Supabase stores only a hash
The backend holds accounts, swarm metadata, the member list, and the per-swarm shared secret (so it can be handed to invited peers when they redeem). Not prompts, not weights, not activations, not the AES key itself — that's derived on each peer's machine via HKDF and never transmitted.
Per-hop integrity via the auth tag
Because activations travel inside AES-GCM, a pal returning garbage would have to forge a valid 128-bit auth tag without the swarm key. They can't — corruption is detected before the next layer runs and the request reroutes.
Honest about the trust model
The first pal in your chain decrypts your input to run their layers — that is how transformer inference works at all, and no amount of cryptography changes it without a hardware enclave. The simple rule is therefore the right rule: only invite pals you would trust to see your prompts.

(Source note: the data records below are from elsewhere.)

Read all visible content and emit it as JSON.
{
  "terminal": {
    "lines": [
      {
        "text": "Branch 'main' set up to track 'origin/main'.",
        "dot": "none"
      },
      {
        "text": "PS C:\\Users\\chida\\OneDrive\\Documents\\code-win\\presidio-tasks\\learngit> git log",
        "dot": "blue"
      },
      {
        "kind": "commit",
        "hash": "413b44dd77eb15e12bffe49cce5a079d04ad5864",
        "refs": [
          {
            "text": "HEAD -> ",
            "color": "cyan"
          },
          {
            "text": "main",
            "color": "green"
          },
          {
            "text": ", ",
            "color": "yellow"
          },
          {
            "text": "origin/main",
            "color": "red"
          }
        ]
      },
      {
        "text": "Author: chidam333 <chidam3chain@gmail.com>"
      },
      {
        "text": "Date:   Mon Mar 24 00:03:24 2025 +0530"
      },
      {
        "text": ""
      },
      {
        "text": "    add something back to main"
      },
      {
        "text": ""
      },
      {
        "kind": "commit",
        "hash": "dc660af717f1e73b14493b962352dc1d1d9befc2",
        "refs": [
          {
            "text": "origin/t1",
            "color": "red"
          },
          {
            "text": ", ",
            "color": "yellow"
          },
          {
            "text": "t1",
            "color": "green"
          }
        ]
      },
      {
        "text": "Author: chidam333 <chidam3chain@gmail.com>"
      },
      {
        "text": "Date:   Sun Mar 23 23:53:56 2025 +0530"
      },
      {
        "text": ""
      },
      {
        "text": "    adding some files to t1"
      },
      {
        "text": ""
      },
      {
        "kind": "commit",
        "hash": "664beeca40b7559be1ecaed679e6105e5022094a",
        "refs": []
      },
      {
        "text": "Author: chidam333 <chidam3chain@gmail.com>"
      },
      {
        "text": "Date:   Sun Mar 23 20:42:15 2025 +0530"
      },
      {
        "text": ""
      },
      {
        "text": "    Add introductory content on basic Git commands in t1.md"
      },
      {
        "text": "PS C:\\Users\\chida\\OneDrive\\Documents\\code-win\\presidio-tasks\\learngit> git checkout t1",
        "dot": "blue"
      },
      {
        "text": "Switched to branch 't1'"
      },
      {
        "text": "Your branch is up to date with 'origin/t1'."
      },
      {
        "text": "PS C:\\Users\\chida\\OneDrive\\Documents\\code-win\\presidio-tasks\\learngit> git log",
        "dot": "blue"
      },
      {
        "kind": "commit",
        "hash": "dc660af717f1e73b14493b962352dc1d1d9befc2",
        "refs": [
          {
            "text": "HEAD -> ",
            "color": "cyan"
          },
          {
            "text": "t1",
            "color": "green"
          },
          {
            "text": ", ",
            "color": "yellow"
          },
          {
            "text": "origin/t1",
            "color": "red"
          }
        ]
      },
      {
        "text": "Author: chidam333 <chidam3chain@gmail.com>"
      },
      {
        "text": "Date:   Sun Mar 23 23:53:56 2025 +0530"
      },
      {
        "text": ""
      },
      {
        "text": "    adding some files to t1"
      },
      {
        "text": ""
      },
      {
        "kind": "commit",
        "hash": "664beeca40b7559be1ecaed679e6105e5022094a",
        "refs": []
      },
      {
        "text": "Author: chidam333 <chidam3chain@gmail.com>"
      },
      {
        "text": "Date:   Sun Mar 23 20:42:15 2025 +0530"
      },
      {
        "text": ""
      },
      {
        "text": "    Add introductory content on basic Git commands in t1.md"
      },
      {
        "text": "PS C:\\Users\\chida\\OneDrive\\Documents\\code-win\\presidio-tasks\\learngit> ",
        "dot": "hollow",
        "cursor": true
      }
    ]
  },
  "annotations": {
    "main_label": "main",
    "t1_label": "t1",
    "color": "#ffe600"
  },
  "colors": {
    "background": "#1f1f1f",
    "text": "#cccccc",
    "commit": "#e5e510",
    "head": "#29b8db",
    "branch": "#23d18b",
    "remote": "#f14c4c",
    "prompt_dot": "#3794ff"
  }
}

What you bring to the swarm.
Linux or macOS
Standard Python 3 environment. No special drivers beyond what your GPU already needs.
A consumer GPU
VRAM is the limiter — more VRAM, more layers per pal. NVIDIA boxes run fastest. Apple Silicon (M1+) joins and contributes too, just at lower per-pal throughput. CPU-only joins technically work, slowly.
Auto-sized to your hardware
By default, each pal hosts as many transformer blocks as fits its device. Override with --num-blocks if you want to tune contribution by hand.
That is the whole product.
Eleven commands, one local endpoint, encrypted activations, and the pals you actually trust.